Solve Ground State Energy Level of Proton in Al Nucleus - 100MeV, 5fm

[Slayer537]

I've been working at this problem for about an hour and can't seem to make any progress. Any help would greatly be appreciated.

Homework Statement

Estimate the ground state energy level of a proton in the Al nucleus which has a potential energy of 100 MeV. Compare your answer to that calculated from the infinite square model. The radius of the Al nucleus is 5 fm.

2. The attempt at a solution

I thought that for the first part of the question this equation should be used

E_n = n²*h²/(8*m*L²)

However, I was getting nowhere close to the answer of 1.72 MeV. For the second part I figure that it would involve Schrodinger's equation and and this equation:

$$\psi$$ = (2/L)^1/2*sin(n*pi*x/L)

Oddly enough using the first equation and using the diameter instead of the radius I got the right answer for the second part of the question of 2.05 Mev; however, I don't think that I solved it correctly.

 

[nickjer]

The first part isn't an infinite well. The 2nd part is an infinite well, the first equation you listed is the energy levels for an infinite well, that is why it worked. Also, "L" is the width of the well which is the diameter and not the radius (that is why you got the right answer using diameter).

The first part sounds like you will be using a finite potential well. Unless you are learning some other method like the shell model.

 

[Slayer537]

The first part isn't an infinite well. The 2nd part is an infinite well, the first equation you listed is the energy levels for an infinite well, that is why it worked. Also, "L" is the width of the well which is the diameter and not the radius (that is why you got the right answer using diameter).

The first part sounds like you will be using a finite potential well. Unless you are learning some other method like the shell model.

Thanks, that explains the second part of the question. Still can't figure out how to do the first part. We have done finite potential well, but not shell. I looked up the equations in my book and think that I should use Schrodinger's time independent equation:

-(ħ/2m)(d²/dx²)Ψ(x)+U(x)Ψ(x)=EΨ(x)

Where I would solve for E. Could I then use this for Ψ(x) :

Ψ(x)=(2/L)^1/2sin(pi*x/L)

? If so what value would I use for x, or am I still missing something?

 

[Slayer537]

Never mind. I just figured it out.

First solve for δ:

δ=ħ/(2*m*U)^1/2

Then use δ to solve for Energy, making sure to use diameter, not radius:

E=pi²*ħ²/(2*m*L²)

---> E = 1.72 MeV

 

[paranormal]

Thank you for reaching out for help with this problem.

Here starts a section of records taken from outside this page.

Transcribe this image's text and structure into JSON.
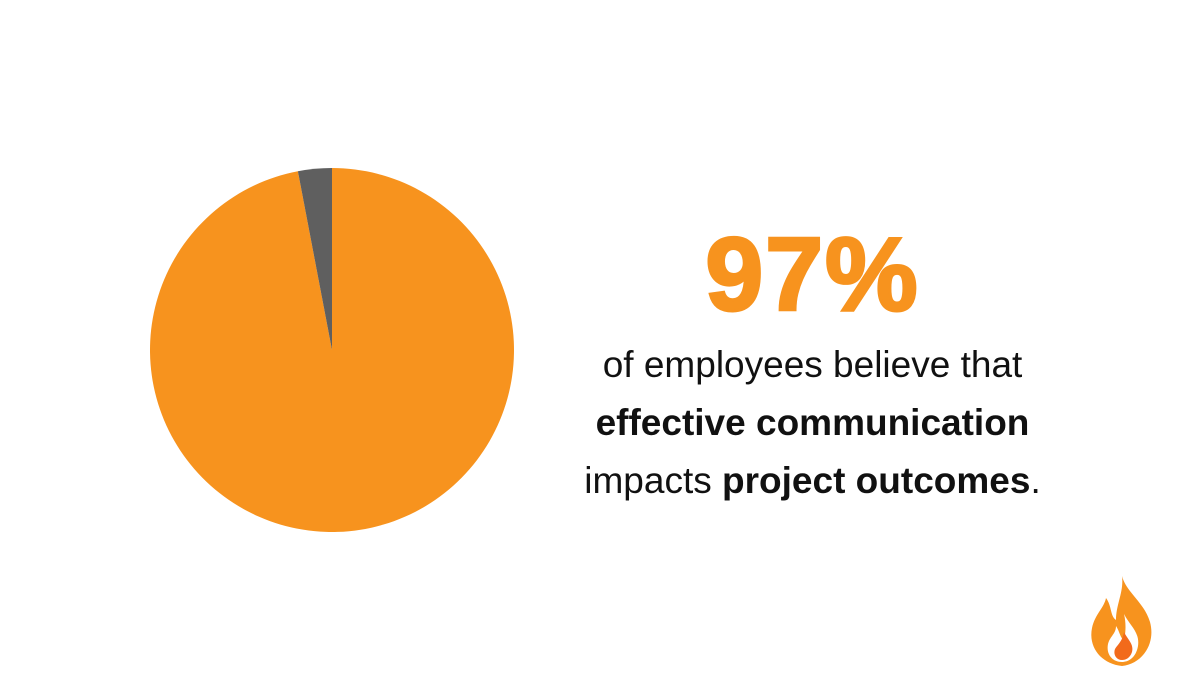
{
  "chart_data": {
    "type": "pie",
    "values": [
      97,
      3
    ],
    "value_labels": [
      "97%",
      null
    ],
    "colors": [
      "#f7931e",
      "#5f5f5f"
    ],
    "caption_lines": [
      [
        {
          "text": "of employees believe that",
          "bold": false
        }
      ],
      [
        {
          "text": "effective communication",
          "bold": true
        }
      ],
      [
        {
          "text": "impacts ",
          "bold": false
        },
        {
          "text": "project outcomes",
          "bold": true
        },
        {
          "text": ".",
          "bold": false
        }
      ]
    ]
  }
}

It seems like you are on the right track in using the equations for energy levels in a potential well and the wavefunction for a particle in a box. However, there are a few things to keep in mind when solving this problem.

First, make sure you are using the correct units for all the variables in the equations. In this case, the potential energy is given in MeV, so you will need to convert it to joules before using it in the equation.

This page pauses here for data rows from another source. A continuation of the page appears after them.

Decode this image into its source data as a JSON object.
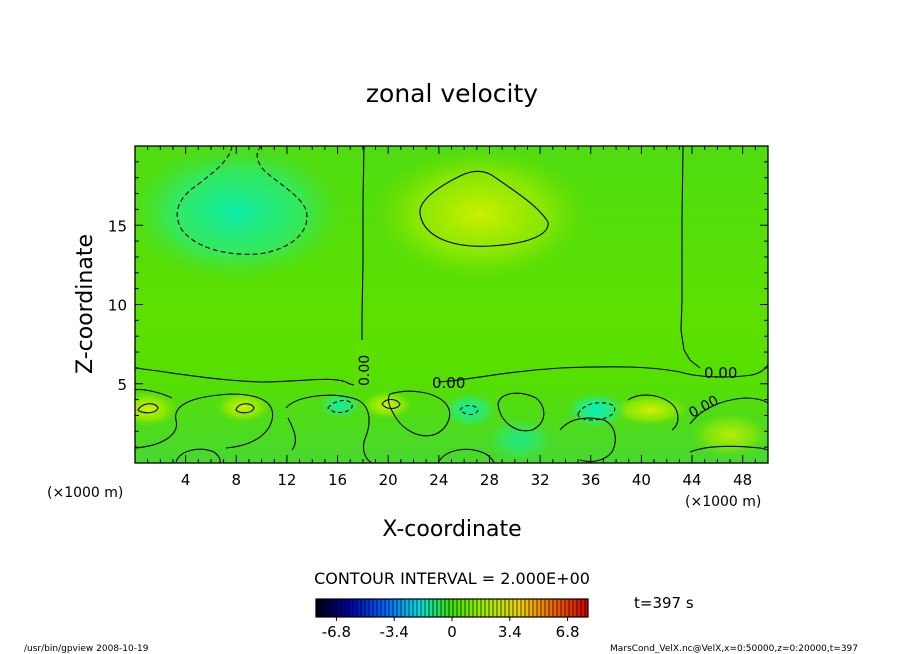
{
  "chart_data": {
    "type": "contour",
    "title": "zonal velocity",
    "xlabel": "X-coordinate",
    "ylabel": "Z-coordinate",
    "x_unit_label_left": "(×1000 m)",
    "x_unit_label_right": "(×1000 m)",
    "xlim": [
      0,
      50
    ],
    "ylim": [
      0,
      20
    ],
    "x_ticks": [
      "4",
      "8",
      "12",
      "16",
      "20",
      "24",
      "28",
      "32",
      "36",
      "40",
      "44",
      "48"
    ],
    "y_ticks": [
      "5",
      "10",
      "15"
    ],
    "contour_interval_text": "CONTOUR INTERVAL = 2.000E+00",
    "contour_labels": [
      "0.00",
      "0.00",
      "0.00",
      "0.00"
    ],
    "colorbar": {
      "tick_labels": [
        "-6.8",
        "-3.4",
        "0",
        "3.4",
        "6.8"
      ],
      "range": [
        -8,
        8
      ]
    },
    "time_label": "t=397 s",
    "footer_left": "/usr/bin/gpview   2008-10-19",
    "footer_right": "MarsCond_VelX.nc@VelX,x=0:50000,z=0:20000,t=397",
    "colors": {
      "background_field": "#55e000",
      "positive_core": "#c8f000",
      "negative_core": "#00f0c0"
    }
  }
}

Second, the equation you used for the energy levels in a potential well is for a one-dimensional system, but the problem is asking for the energy level of a proton in a three-dimensional nucleus. This means you will need to use the three-dimensional version of the equation, which takes into account the volume of the nucleus.

Lastly, for the second part of the problem, you are correct in using Schrodinger's equation to calculate the energy level of a particle in a box. However, make sure you are using the correct boundary conditions for a particle in a three-dimensional box, which will involve the volume of the nucleus as well.

I hope this helps you make progress on the problem. If you are still having trouble, I suggest consulting with your instructor or a classmate for further assistance. Good luck!